Стрельнов задумался: что же это получается? Вроде не на краю посёлка живёт. Нет, не по этой причине хищники выбрали его двор. А по какой тогда? Осмотрел калитку в заборе, сделал над ней высокую надстройку по уровень и два дня жил спокойно.
А на третий начал караулить. Снарядил патроны крупной картечью, сел в сенях и стал ждать. Пару ночей никого не было, он уж хотел было бросить это глупое занятие: сидеть перед дверью с крошечным окошком да просматривать двор на предмет появления никем не виденных хищников. Может это и не волки вовсе? А кто еще? Кто может унести крупную овцу, да ещё так сильно напугать собаку? И сделать всё настолько тихо и аккуратно, что и соседи ничего не слышали? Только волки. И Пашка решил подежурить ещё пару ночей.
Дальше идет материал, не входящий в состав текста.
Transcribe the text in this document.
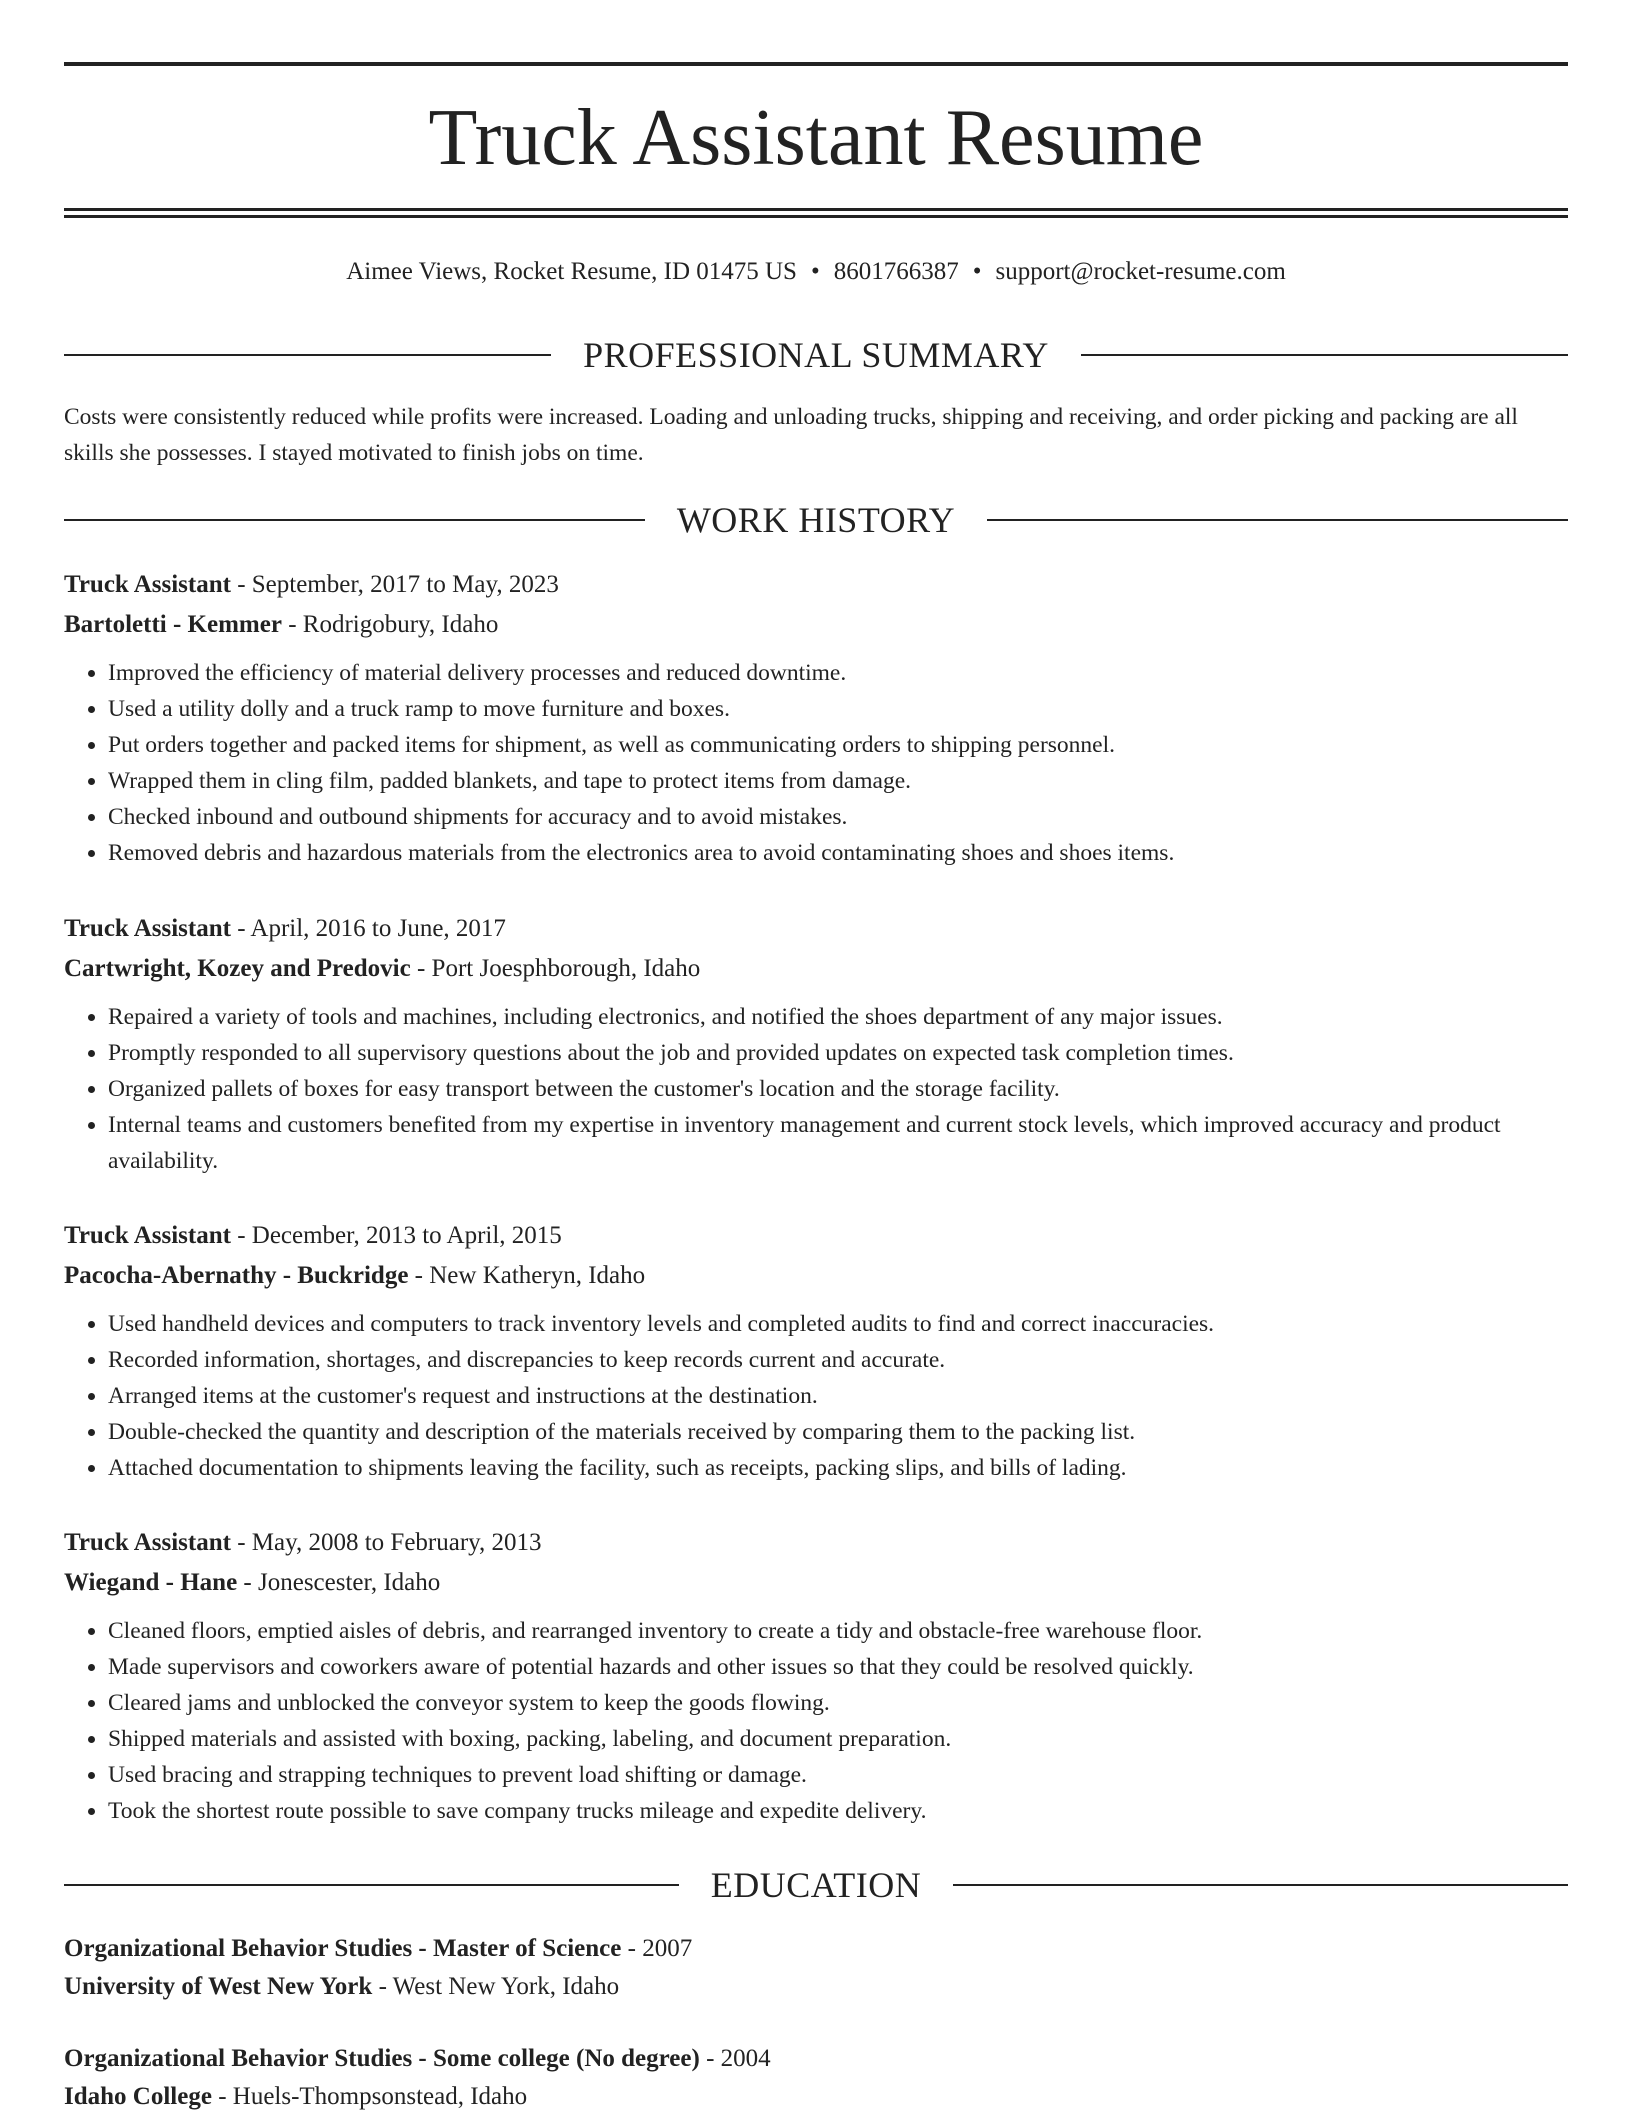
Truck Assistant Resume
Aimee Views, Rocket Resume, ID 01475 US • 8601766387 • support@rocket-resume.com
PROFESSIONAL SUMMARY

Costs were consistently reduced while profits were increased. Loading and unloading trucks, shipping and receiving, and order picking and packing are all skills she possesses. I stayed motivated to finish jobs on time.

WORK HISTORY
Truck Assistant - September, 2017 to May, 2023
Bartoletti - Kemmer - Rodrigobury, Idaho
• Improved the efficiency of material delivery processes and reduced downtime.
• Used a utility dolly and a truck ramp to move furniture and boxes.
• Put orders together and packed items for shipment, as well as communicating orders to shipping personnel.
• Wrapped them in cling film, padded blankets, and tape to protect items from damage.
• Checked inbound and outbound shipments for accuracy and to avoid mistakes.
• Removed debris and hazardous materials from the electronics area to avoid contaminating shoes and shoes items.
Truck Assistant - April, 2016 to June, 2017
Cartwright, Kozey and Predovic - Port Joesphborough, Idaho
• Repaired a variety of tools and machines, including electronics, and notified the shoes department of any major issues.
• Promptly responded to all supervisory questions about the job and provided updates on expected task completion times.
• Organized pallets of boxes for easy transport between the customer's location and the storage facility.
• Internal teams and customers benefited from my expertise in inventory management and current stock levels, which improved accuracy and product availability.
Truck Assistant - December, 2013 to April, 2015
Pacocha-Abernathy - Buckridge - New Katheryn, Idaho
• Used handheld devices and computers to track inventory levels and completed audits to find and correct inaccuracies.
• Recorded information, shortages, and discrepancies to keep records current and accurate.
• Arranged items at the customer's request and instructions at the destination.
• Double-checked the quantity and description of the materials received by comparing them to the packing list.
• Attached documentation to shipments leaving the facility, such as receipts, packing slips, and bills of lading.
Truck Assistant - May, 2008 to February, 2013
Wiegand - Hane - Jonescester, Idaho
• Cleaned floors, emptied aisles of debris, and rearranged inventory to create a tidy and obstacle-free warehouse floor.
• Made supervisors and coworkers aware of potential hazards and other issues so that they could be resolved quickly.
• Cleared jams and unblocked the conveyor system to keep the goods flowing.
• Shipped materials and assisted with boxing, packing, labeling, and document preparation.
• Used bracing and strapping techniques to prevent load shifting or damage.
• Took the shortest route possible to save company trucks mileage and expedite delivery.
EDUCATION
Organizational Behavior Studies - Master of Science - 2007
University of West New York - West New York, Idaho
Organizational Behavior Studies - Some college (No degree) - 2004
Idaho College - Huels-Thompsonstead, Idaho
Ему повезло. Через сутки во дворе вначале глухо зарычала собака, она не гавкала, а просто рычала так, как может рычать напуганное животное, не защищающее двор и территорию, а лишь пытающееся защитить себя. Пашка стряхнул с себя вялый сон, проверил оружие, осторожно выглянул во двор через окошко, никого не увидел. Тогда двери тихонько открыл… двери всё равно скрипнули. Вот же зараза! Хотел же смазать ещё прошлый раз!.. Пашка щёлкнул выключателем, двор озарился светом хорошей киловаттной лампы. Пашка вылетел из дома, оглянулся следы смотреть. У забора где-нибудь?.. Да глупость, какие следы, какой забор, надо срочно в загон! В загон!.. Эта тварь уже точно там хозяйничает!
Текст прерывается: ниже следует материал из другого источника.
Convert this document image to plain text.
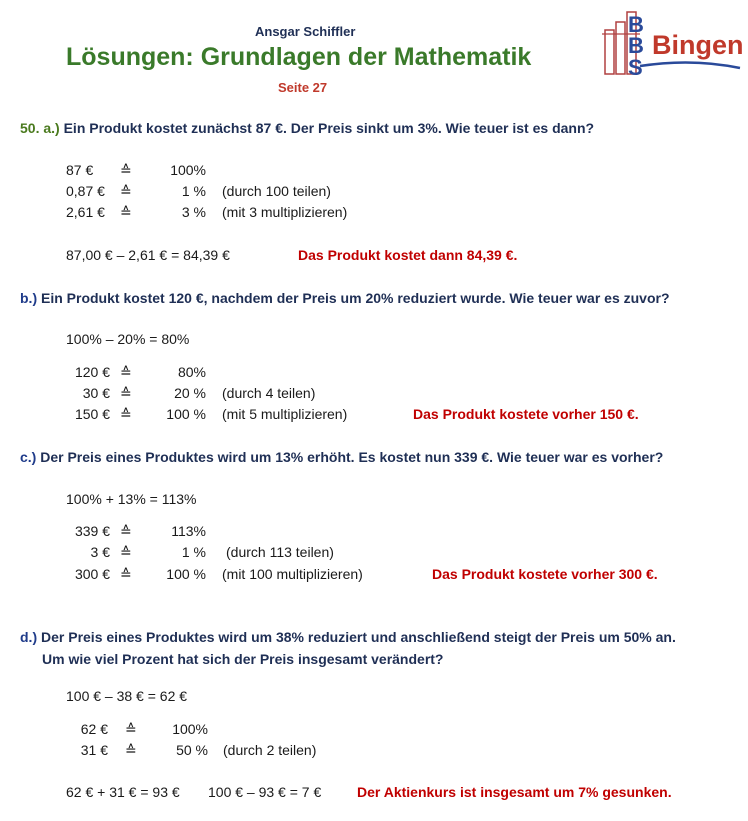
Ansgar Schiffler
Lösungen: Grundlagen der Mathematik
Seite 27
B
B
S
Bingen
50. a.) Ein Produkt kostet zunächst 87 €. Der Preis sinkt um 3%. Wie teuer ist es dann?
87 € ≙	100%
0,87 € ≙	1 % (durch 100 teilen)
2,61 € ≙	3 % (mit 3 multiplizieren)
87,00 € – 2,61 € = 84,39 €	Das Produkt kostet dann 84,39 €.
b.) Ein Produkt kostet 120 €, nachdem der Preis um 20% reduziert wurde. Wie teuer war es zuvor?
100% – 20% = 80%
120 € ≙	80%
30 € ≙	20 % (durch 4 teilen)
150 € ≙	100 % (mit 5 multiplizieren)	Das Produkt kostete vorher 150 €.
c.) Der Preis eines Produktes wird um 13% erhöht. Es kostet nun 339 €. Wie teuer war es vorher?
100% + 13% = 113%
339 € ≙	113%
3 € ≙	1 % (durch 113 teilen)
300 € ≙	100 % (mit 100 multiplizieren)	Das Produkt kostete vorher 300 €.
d.) Der Preis eines Produktes wird um 38% reduziert und anschließend steigt der Preis um 50% an.
Um wie viel Prozent hat sich der Preis insgesamt verändert?
100 € – 38 € = 62 €
62 € ≙	100%
31 € ≙	50 % (durch 2 teilen)
62 € + 31 € = 93 € 100 € – 93 € = 7 €	Der Aktienkurs ist insgesamt um 7% gesunken.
Стрельнов рванулся к загону. Пролезть в загон, в сущности, можно было лишь со стороны входа, здесь дверь была не очень хорошо подогнана, и между ней и землёй был широкий лаз. Но лаз этот всегда зимой очень прочно заметался снегом, дверца отворялась внутрь. Там, где можно было подкопаться волку, было совершенно чисто, нетронуто, снег белый, мартовский, чуть севший.
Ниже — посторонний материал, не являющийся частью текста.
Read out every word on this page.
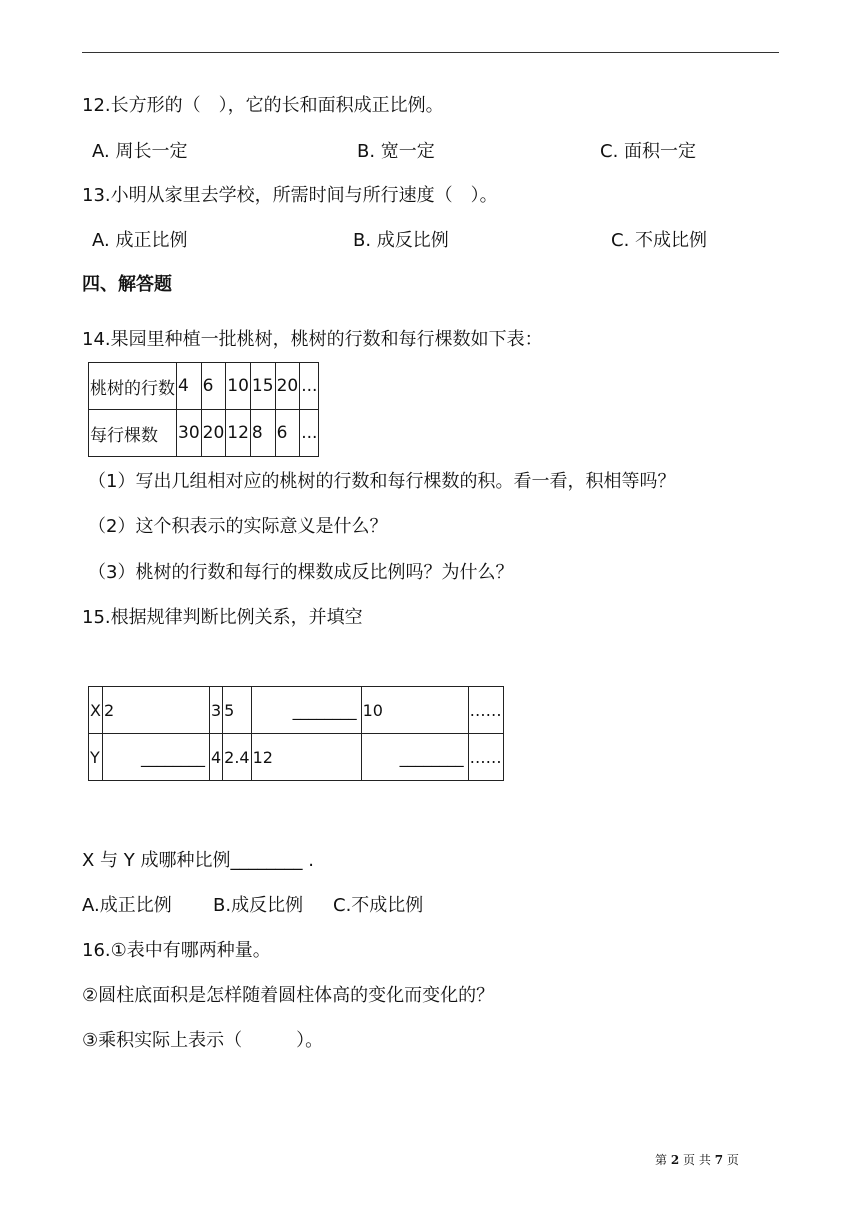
12.长方形的（　），它的长和面积成正比例。
A. 周长一定	B. 宽一定	C. 面积一定
13.小明从家里去学校，所需时间与所行速度（　）。
A. 成正比例	B. 成反比例	C. 不成比例
四、解答题
14.果园里种植一批桃树，桃树的行数和每行棵数如下表：
桃树的行数	4	6	10	15	20	...
每行棵数	30	20	12	8	6	...
（1）写出几组相对应的桃树的行数和每行棵数的积。看一看，积相等吗？
（2）这个积表示的实际意义是什么？
（3）桃树的行数和每行的棵数成反比例吗？为什么？
15.根据规律判断比例关系，并填空
X	2	3	5	________	10	……
Y	________	4	2.4	12	________	……
X 与 Y 成哪种比例________ .
A.成正比例 B.成反比例 C.不成比例
16.①表中有哪两种量。
②圆柱底面积是怎样随着圆柱体高的变化而变化的？
③乘积实际上表示（　　　）。
第 2 页 共 7 页
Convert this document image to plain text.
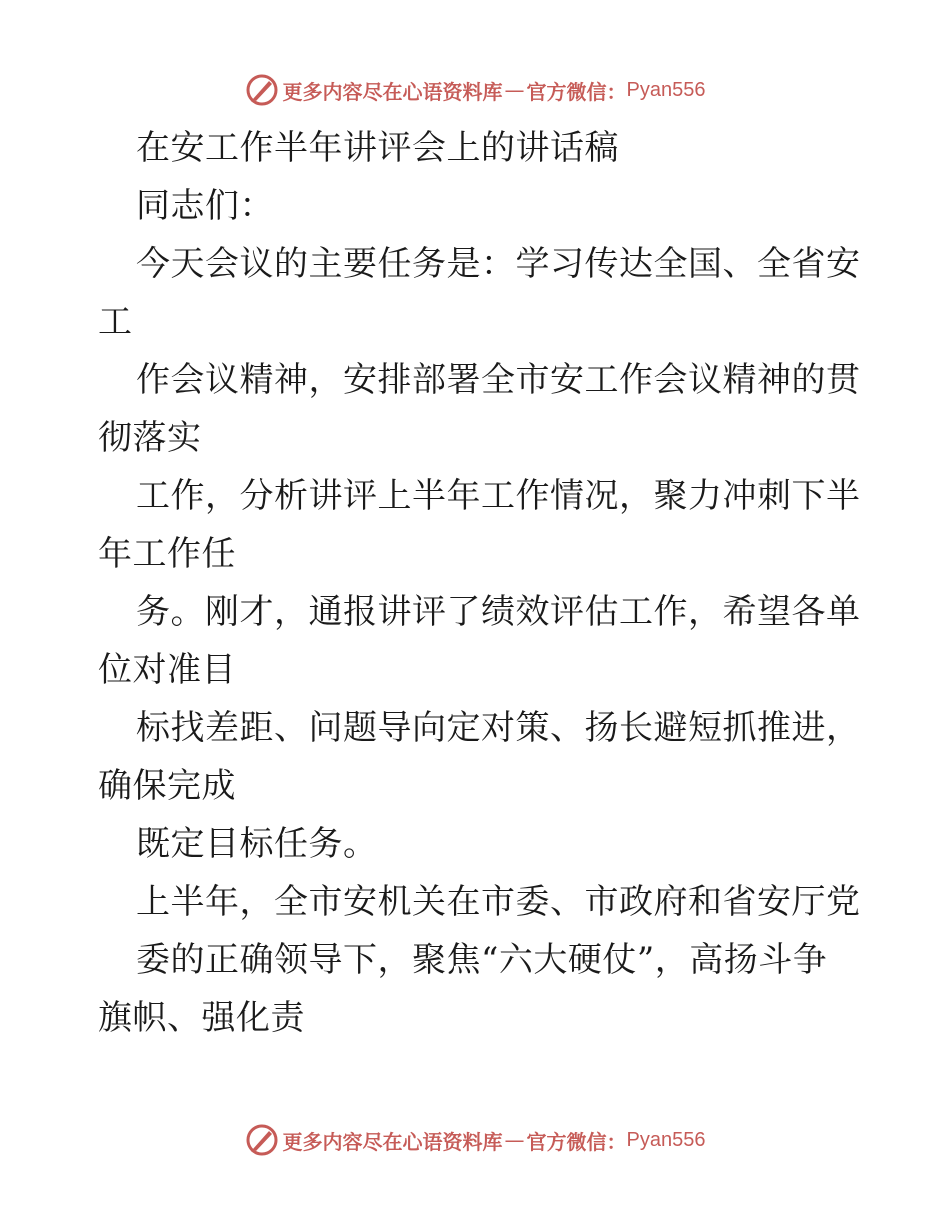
更多内容尽在心语资料库 — 官方微信： Pyan556
在安工作半年讲评会上的讲话稿
同志们：
今天会议的主要任务是：学习传达全国、全省安
工
作会议精神，安排部署全市安工作会议精神的贯
彻落实
工作，分析讲评上半年工作情况，聚力冲刺下半
年工作任
务。刚才，通报讲评了绩效评估工作，希望各单
位对准目
标找差距、问题导向定对策、扬长避短抓推进，
确保完成
既定目标任务。
上半年，全市安机关在市委、市政府和省安厅党
委的正确领导下，聚焦“六大硬仗”，高扬斗争
旗帜、强化责
更多内容尽在心语资料库 — 官方微信： Pyan556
Пашка двинул ногой по засову, толкнул ногой двери… Тихо. В загоне гоготали гуси и кудахтали перепуганные курицы, овцы сбились в кучу, стояли глупо и беспомощно. Пашка включил свет… Посмотрел влево, вправо… И представилась его взору картина, от которой он даже оторопел. Прямо перед ним, там, где сидели гуси, стояла огромная собака серой масти с рыжей шеей и рыжей грудью. В пасти у неё уже висел задавленный гусь, у которого ещё чуть-чуть трепыхались крылья. Похоже, на овцу он просто не успел. Собака была бы собакой, но, когда глаза их встретились, Пашка сразу понял — волк! И не просто волк, это же… это же… щенок Машки! Тот самый рыжий!.. И подпалины на шее и груди — один в один! Всё в детстве загон этот обнюхивал, как запас себе на жизнь делал! Ах, скотина! Гнев настолько охватил Пашку, что он даже про ружьё забыл, хотел за вилы от злости схватиться, так, по-крестьянски.
Волк с гусем в зубах легко перемахнул перегородку, отделявшую птицу, в два прыжка подлетел к Пашке и, прыгнув ему прямо в лицо, повалил человека на землю. Пашка быстро перевернулся, но, пока ружьё поднимал, увидел, как рыжий с лёгкостью кошки, что запрыгивает на табуретку, перемахнул двухметровый забор и ушёл восвояси.
— Сволочь! — бросил Пашка ему на прощание, поднялся, ружьё бесполезное подобрал и пошёл домой. Дома долго сидел в кухне, думал о том, как его ловко провели и ругался тихонько, стараясь не разбудить своих.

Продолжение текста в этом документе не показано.